There There is the debut novel by Cheyenne and Arapaho author Tommy Orange. Published in 2018, the book follows a large cast of Native Americans living in the Oakland, California, area and contains several essays on Native American history and identity. The characters struggle with a wide array of challenges, ranging from depression and alcoholism, to unemployment, fetal alcohol syndrome, and the challenges of living with an "ambiguously nonwhite" ethnic identity in the United States. All of the characters unite at a community powwow and its attempted robbery.

The book explores the themes of Native peoples living in urban spaces, and issues of ambivalence and complexity related to Natives' struggles with identity and authenticity. There There was favorably received, and was a finalist for the 2019 Pulitzer Prize. The book was also awarded a Gold Medal for First Fiction by the California Book Awards.
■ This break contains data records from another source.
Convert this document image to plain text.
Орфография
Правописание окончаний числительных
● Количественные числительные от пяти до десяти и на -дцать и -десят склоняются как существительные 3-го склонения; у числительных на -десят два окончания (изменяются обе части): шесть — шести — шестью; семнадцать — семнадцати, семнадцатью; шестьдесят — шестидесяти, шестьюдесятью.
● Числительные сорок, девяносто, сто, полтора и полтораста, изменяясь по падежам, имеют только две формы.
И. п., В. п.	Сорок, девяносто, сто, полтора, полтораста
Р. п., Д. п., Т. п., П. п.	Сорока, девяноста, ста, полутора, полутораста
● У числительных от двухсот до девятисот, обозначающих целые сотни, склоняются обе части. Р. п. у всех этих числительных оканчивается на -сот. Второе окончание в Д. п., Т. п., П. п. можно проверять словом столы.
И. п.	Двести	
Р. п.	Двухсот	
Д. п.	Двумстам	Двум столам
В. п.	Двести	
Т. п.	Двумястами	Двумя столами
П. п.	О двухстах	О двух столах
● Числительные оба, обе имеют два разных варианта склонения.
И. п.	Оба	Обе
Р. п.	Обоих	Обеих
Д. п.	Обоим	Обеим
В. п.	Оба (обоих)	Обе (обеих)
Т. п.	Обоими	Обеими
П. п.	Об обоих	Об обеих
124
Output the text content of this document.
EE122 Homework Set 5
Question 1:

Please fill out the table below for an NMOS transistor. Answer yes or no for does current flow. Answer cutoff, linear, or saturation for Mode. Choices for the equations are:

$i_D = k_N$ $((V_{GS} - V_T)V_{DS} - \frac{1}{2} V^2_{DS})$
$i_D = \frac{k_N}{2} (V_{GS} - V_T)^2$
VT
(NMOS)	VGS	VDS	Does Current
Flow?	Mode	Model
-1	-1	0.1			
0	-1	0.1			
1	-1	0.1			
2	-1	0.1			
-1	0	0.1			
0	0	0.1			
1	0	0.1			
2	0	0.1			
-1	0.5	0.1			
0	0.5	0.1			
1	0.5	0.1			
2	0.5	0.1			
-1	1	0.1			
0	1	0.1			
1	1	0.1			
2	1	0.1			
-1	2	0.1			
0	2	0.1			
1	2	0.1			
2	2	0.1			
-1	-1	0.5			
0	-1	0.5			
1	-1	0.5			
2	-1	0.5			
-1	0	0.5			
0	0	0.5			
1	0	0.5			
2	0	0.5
Orange's second novel, Wandering Stars, was published in February 2024 and serves as both a prequel and sequel to There There.

The book begins with an essay by Orange, detailing "brief and jarring vignettes revealing the violence and genocide that Indigenous people have endured, and how it has been sanitized over the centuries."

As the novel continues into fiction it alternates between first, second, and third person perspectives, following twelve characters who are Native American or closely related to Native Americans in the area of Oakland, California. The main characters include Tony Loneman, Dene Oxendene, Opal Viola Victoria Bear Shield, Edwin Black, Bill Davis, Calvin Johnson, Jacquie Red Feather, Orvil Red Feather, Octavio Gomez, Daniel Gonzales, Blue, and Thomas Frank.

The characters face similar conflict throughout the novel. A teenager, Orvil Red Feather, turns to Google to answer the question "What does it mean to be a real Indian," and in the mirror, wearing tribal regalia, sees only "a fake, a copy, a boy playing dress-up." Calvin Johnson confronts his guilt at claiming to not be Native at all, admitting, "Mostly I just feel like I'm from Oakland." One character struggles with his place in society as "ambiguously nonwhite," while Edwin Black, "overweight and constipated, has a graduate degree in Native American literature but no job prospects — a living symbol of the moribund plight of Indian culture in the United States." Thomas Frank, who is an alcoholic and has lost his job working as a janitor, wrestles with a life lived suspended between his mother, who is white, and his "one-thousand-percent Indian" father who is a medicine man. Orange writes:

You're from a people who took and took and took and took. And from a people taken. You're both and neither. In the bath, you'd stare at your brown arms against your white legs in the water and wonder what they were doing together on the same body, in the same bathtub.

Tony Loneman grapples with the fetal alcohol syndrome left to him by his alcoholic mother. Octavio Gomez remembers alcohol through the drunk driving incident that claimed his family. Jacquie Red Feather faces sobriety from the perspective of a substance abuse counselor in the wake of her daughter's suicide thirteen years prior. Blue recalls how she initially remained in Oklahoma with her abusive partner before finally leaving. Jacquie and her half-sister Opal Viola Victoria Bear Shield recall their childhood experiences in the Native American occupation of Alcatraz island.